I have following equations:
$$\frac{1}{((a_1 - 1) f + 1)} + \frac{1}{((a_2 - 1) f + 1)} -k = 0$$ $$\frac{1}{((a_1 - 1) f + 1)} + \frac{1}{((a_1 - 1) f + 1)} + ... + \frac{1}{((a_n - 1) f + 1)} -k = 0$$
which can be written as:
$$(\sum_{i=1}^n \frac{1}{((a_i - 1) f + 1)}) - k = 0; n>=2$$
For each of $n$ values, I get polynomials of 2nd, 3rd, ... nth grade.

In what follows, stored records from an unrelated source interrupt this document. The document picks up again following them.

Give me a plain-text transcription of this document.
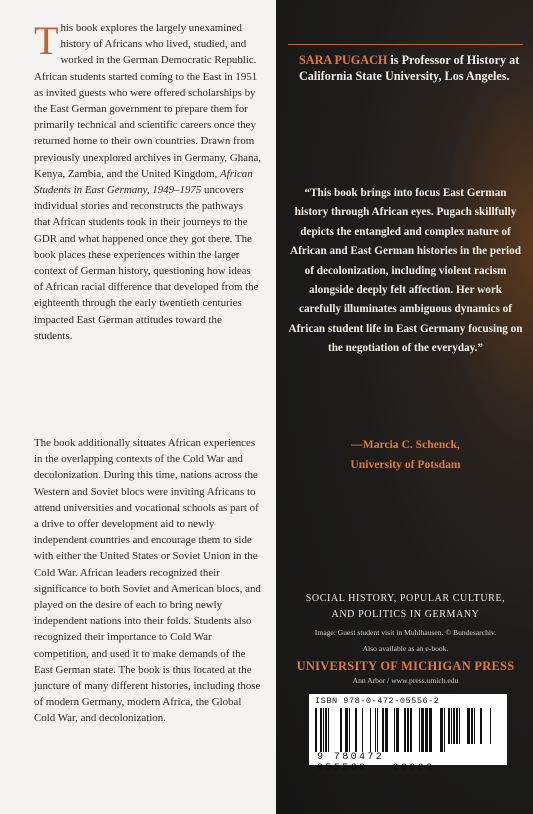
This book explores the largely unexamined history of Africans who lived, studied, and worked in the German Democratic Republic. African students started coming to the East in 1951 as invited guests who were offered scholarships by the East German government to prepare them for primarily technical and scientific careers once they returned home to their own countries. Drawn from previously unexplored archives in Germany, Ghana, Kenya, Zambia, and the United Kingdom, African Students in East Germany, 1949–1975 uncovers individual stories and reconstructs the pathways that African students took in their journeys to the GDR and what happened once they got there. The book places these experiences within the larger context of German history, questioning how ideas of African racial difference that developed from the eighteenth through the early twentieth centuries impacted East German attitudes toward the students.

The book additionally situates African experiences in the overlapping contexts of the Cold War and decolonization. During this time, nations across the Western and Soviet blocs were inviting Africans to attend universities and vocational schools as part of a drive to offer development aid to newly independent countries and encourage them to side with either the United States or Soviet Union in the Cold War. African leaders recognized their significance to both Soviet and American blocs, and played on the desire of each to bring newly independent nations into their folds. Students also recognized their importance to Cold War competition, and used it to make demands of the East German state. The book is thus located at the juncture of many different histories, including those of modern Germany, modern Africa, the Global Cold War, and decolonization.

SARA PUGACH is Professor of History at California State University, Los Angeles.

“This book brings into focus East German history through African eyes. Pugach skillfully depicts the entangled and complex nature of African and East German histories in the period of decolonization, including violent racism alongside deeply felt affection. Her work carefully illuminates ambiguous dynamics of African student life in East Germany focusing on the negotiation of the everyday.”

—Marcia C. Schenck,
University of Potsdam
SOCIAL HISTORY, POPULAR CULTURE,
AND POLITICS IN GERMANY
Image: Guest student visit in Muhlhausen. © Bundesarchiv.
Also available as an e-book.
UNIVERSITY OF MICHIGAN PRESS
Ann Arbor / www.press.umich.edu
ISBN 978-0-472-05556-2
9 780472 055562	90000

Is it easy to generalize this formula to get it somehow in this form?:
$$(\sum_{i=0}^n f^{i}(unknown))=0; n>=2$$
n=2 (and assuming $b_n=a_n-1$) I get:
$$b_1 b_2 f^2 (-k)+f \left(b_1 (-k)-b_2 k+b_1+b_2\right)-k+2=0$$
n=3 (and assuming $b_n=a_n-1$) I get:
$$b_1 b_2 b_3 f^3 (-k)+f^2 \left(b_1 b_2 (-k)-b_3 b_2 k-b_1 b_3 k+b_1 b_2+b_3 b_2+b_1 b_3\right)+f \left(b_1 (-k)-b_2 k-b_3 k+2 b_1+2 b_2+2 b_3\right)-k+3=0$$
n=4 (and assuming $b_n=a_n-1$) I get:
$$b_1 b_2 b_3 b_4 f^4 (-k)+f^3 \left(b_1 b_2 b_3 (-k)-b_1 b_4 b_3 k-b_2 b_4 b_3 k-b_1 b_2 b_4 k+b_1 b_2 b_3+b_1 b_4 b_3+b_2 b_4 b_3+b_1 b_2 b_4\right)+f^2 \left(b_1 b_2 (-k)-b_3 b_2 k-b_4 b_2 k-b_1 b_3 k-b_1 b_4 k-b_3 b_4 k+2 b_1 b_2+2 b_3 b_2+2 b_4 b_2+2 b_1 b_3+2 b_1 b_4+2 b_3 b_4\right)+f \left(b_1 (-k)-b_2 k-b_3 k-b_4 k+3 b_1+3 b_2+3 b_3+3 b_4\right)-k+4=0$$
And so on.. Not sure if there is some general solution to this, so I can easily construct equation without the need to multiply and group params.